The majority of my listening with the T10i was done with an iPod classic and Cowon J3. I do prefer the Cowon over the iPod and I paired this player with both the Fiio E07K and Fiio E11. Amplifying the T10i is not necessary and only minor improvements could be heard when I introduced both Fiio amplifiers which I’m sure will be good news for anyone not wanting to splash out extra cash attempting to improve sound quality as it seems that most devices and music players can sufficiently power the T10i.
There is no question of the drastic differences between the T10i and your average Apple ear buds: When you hear the T10i there is no going back to a stock ear bud of any kind. Each and every single area has been improved upon whether it be build and durability or audio representation.
My point of reference for this review was the Phonak Audeo PFE 122 in ear monitor. This particular ear piece was designed by a company who were originally catering for people with impaired hearing and the sound signature of the Phonak is extremely neutral. The two ear pieces are similarly priced (or at least they were when the PFE 122 was released for $250 dollars). When it comes to sound, however, the T10i is a different beast altogether. It is far more bass heavy and slams with added force but does not just deliver more power. I also feel the bass texture on the T10i is more defined. This is especially noticeable on tracks like Peter Gabriel’s “Sledgehammer”, where the bass, drops lower and has a well-established shape as opposed to the PFE 122’s bass where at times it can feel slightly unengaging. Both earpieces have good detail retrieval but this is easier to pick out with the T10i, although the PFE 122 gets very close with the right filters. The mid-range on the T10i is warmer and has a buttery presentation whereas the Audeo is clear with nothing really added. As for sound stage, the T10i wins by a slight margin, being able to push sounds out slightly further to the left and right. The upper mid-range and treble are much better on the T10i; there is less roll off and slightly more extension which creates more of an airy sound than that of the PFE 122.
I found that I liked to listen to the T10i’s more so with rock music than any other genre. RHA’s in ear headphones lends itself nicely to albums like Karinvools “Sound Awake”. The extra bloom in the bass and softness of the lower mid-range create a satisfying colouration. On the track “It’s a New Day”, I could hear the echo bounce from the walls in the room as the drummer’s sticks hit the toms and snare, I became aware of the shape of the room and the microphones used in the recording process. Guitars were most impressive with this recording; the upper bass and smoothed mid-range added a chunkiness that I like when listening to guitar sounds on record. Vocals also open up very nicely in this track and I could really sense the control and pitch of Ian Kenny’s voice through the T10i’s.

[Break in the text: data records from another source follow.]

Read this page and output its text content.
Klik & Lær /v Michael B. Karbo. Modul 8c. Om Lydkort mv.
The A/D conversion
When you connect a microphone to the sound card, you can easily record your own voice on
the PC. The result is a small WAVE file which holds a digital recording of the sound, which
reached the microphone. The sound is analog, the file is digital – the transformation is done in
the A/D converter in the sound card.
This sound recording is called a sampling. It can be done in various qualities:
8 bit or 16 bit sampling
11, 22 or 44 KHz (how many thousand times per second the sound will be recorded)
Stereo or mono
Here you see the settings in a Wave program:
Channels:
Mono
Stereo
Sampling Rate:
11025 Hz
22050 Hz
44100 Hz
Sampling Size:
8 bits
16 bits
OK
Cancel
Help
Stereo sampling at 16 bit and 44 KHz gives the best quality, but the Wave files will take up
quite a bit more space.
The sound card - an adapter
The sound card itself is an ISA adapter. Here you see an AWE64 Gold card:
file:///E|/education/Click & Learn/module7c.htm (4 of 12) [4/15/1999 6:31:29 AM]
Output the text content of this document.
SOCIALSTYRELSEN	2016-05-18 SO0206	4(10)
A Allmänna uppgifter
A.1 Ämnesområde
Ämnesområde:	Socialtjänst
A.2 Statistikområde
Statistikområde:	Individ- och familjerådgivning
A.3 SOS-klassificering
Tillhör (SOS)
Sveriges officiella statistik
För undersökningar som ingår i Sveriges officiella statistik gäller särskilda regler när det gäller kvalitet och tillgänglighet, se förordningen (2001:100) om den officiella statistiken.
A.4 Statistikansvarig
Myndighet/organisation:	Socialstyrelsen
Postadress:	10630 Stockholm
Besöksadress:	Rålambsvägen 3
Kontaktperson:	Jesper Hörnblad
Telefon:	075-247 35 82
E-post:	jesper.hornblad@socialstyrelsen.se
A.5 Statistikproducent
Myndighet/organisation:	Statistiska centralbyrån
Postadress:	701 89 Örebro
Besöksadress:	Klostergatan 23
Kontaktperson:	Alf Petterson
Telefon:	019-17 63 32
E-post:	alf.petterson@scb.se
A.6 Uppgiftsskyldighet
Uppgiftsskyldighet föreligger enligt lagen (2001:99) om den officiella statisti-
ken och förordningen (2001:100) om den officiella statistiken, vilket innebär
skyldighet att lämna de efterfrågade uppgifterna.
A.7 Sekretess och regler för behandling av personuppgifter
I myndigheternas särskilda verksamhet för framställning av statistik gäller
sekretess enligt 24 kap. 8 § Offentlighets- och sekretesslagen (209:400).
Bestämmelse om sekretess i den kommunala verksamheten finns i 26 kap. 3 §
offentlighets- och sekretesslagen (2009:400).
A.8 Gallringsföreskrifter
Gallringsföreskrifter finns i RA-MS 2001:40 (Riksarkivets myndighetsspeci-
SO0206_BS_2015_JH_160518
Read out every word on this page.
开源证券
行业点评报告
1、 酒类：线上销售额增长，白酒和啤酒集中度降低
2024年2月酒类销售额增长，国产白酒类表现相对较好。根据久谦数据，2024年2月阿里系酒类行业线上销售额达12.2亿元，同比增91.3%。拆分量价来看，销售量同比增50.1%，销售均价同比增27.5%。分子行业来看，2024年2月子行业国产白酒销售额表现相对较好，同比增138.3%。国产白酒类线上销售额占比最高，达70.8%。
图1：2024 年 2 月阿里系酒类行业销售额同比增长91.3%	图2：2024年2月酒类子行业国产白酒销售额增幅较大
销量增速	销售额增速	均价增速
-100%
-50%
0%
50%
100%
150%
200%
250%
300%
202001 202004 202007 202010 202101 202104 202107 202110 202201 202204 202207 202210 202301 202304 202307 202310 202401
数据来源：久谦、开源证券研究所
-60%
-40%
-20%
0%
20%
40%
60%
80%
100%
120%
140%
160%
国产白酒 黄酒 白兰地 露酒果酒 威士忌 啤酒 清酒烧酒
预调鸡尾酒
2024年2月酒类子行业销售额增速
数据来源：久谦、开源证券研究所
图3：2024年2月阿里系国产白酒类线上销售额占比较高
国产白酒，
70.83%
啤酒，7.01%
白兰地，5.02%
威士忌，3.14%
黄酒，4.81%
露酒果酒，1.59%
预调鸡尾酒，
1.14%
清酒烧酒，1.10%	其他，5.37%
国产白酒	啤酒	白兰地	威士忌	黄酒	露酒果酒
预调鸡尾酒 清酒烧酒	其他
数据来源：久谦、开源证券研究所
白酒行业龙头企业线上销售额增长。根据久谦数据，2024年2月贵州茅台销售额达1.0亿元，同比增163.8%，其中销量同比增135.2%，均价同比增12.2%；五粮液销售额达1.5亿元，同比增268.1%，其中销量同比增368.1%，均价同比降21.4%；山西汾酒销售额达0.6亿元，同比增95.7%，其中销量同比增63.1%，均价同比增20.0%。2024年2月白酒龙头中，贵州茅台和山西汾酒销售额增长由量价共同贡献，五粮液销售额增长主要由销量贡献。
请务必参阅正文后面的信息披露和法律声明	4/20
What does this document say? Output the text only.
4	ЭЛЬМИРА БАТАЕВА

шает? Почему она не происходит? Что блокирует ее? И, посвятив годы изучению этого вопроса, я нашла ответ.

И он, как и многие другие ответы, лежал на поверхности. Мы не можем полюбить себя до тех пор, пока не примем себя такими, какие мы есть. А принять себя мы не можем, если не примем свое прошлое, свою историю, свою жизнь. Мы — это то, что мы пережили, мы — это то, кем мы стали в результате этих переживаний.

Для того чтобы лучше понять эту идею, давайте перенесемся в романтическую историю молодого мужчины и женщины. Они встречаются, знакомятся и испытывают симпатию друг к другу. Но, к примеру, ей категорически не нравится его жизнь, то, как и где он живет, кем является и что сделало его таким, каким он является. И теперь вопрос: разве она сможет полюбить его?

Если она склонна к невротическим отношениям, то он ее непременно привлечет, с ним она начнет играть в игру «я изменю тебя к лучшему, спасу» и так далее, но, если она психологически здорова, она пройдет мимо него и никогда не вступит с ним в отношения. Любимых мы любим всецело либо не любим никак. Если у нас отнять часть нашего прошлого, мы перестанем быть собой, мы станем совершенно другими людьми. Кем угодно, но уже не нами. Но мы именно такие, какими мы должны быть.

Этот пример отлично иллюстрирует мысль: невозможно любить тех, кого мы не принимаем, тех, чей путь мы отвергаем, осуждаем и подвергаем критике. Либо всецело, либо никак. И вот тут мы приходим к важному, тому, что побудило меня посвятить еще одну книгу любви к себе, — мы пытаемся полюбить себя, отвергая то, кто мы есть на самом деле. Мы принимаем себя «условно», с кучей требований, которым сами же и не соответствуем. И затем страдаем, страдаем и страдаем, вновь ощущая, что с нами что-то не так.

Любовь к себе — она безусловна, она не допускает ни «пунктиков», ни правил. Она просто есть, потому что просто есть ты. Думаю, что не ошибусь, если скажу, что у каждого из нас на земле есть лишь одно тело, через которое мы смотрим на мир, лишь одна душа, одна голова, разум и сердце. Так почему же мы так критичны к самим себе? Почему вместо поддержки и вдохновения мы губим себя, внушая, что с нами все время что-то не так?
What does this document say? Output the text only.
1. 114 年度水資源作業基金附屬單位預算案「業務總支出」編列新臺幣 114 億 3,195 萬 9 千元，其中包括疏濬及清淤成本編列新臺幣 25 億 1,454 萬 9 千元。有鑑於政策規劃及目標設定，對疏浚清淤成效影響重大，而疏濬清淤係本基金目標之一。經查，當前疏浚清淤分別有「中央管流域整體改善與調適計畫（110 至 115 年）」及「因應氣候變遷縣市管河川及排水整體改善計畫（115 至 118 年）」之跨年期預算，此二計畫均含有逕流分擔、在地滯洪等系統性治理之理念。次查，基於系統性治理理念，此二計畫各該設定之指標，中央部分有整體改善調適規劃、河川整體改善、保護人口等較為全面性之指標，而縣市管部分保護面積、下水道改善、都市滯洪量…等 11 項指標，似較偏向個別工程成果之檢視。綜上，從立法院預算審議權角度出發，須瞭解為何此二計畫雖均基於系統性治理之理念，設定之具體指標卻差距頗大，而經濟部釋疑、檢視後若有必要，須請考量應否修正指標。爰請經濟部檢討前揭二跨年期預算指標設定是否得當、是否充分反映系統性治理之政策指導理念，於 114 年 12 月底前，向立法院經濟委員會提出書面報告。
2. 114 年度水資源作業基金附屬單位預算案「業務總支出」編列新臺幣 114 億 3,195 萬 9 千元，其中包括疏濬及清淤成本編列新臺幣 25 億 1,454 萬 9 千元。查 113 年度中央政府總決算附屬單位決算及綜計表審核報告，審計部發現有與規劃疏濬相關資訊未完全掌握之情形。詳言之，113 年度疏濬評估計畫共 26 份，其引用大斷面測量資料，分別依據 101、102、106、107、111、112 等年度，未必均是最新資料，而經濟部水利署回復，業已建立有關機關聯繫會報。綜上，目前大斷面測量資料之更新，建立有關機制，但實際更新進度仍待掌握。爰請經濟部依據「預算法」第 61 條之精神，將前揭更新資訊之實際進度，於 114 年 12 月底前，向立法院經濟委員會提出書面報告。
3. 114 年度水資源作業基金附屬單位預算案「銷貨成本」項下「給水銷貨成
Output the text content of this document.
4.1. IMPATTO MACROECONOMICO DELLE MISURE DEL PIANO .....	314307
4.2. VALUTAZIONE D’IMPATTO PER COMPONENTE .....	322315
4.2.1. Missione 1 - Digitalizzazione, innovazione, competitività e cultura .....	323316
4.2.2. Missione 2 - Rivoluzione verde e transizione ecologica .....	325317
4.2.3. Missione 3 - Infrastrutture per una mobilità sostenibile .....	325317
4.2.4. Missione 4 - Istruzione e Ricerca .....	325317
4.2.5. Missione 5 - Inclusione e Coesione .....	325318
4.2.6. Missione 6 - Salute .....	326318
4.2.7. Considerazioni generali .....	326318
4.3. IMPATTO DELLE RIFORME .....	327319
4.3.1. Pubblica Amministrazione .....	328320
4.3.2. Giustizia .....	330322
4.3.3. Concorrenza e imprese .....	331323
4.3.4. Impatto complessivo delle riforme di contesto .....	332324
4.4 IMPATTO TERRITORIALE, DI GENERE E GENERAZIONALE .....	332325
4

I believe that RHA have set an incredibly high benchmark in creating the T10i; the build quality and accessories that you receive with this earphone at its price point are outstanding, from the stainless steel mouldings to the assortment of ear tips, removable filters and noise reduction technology. As a listener who has had doubts about IEM technology, I can safely say that anyone thinking of purchasing this headphone will be impressed, especially if you are coming from stock ear buds. I have developed a new found respect for in-ear monitors in general and look forward to hearing many more in the future.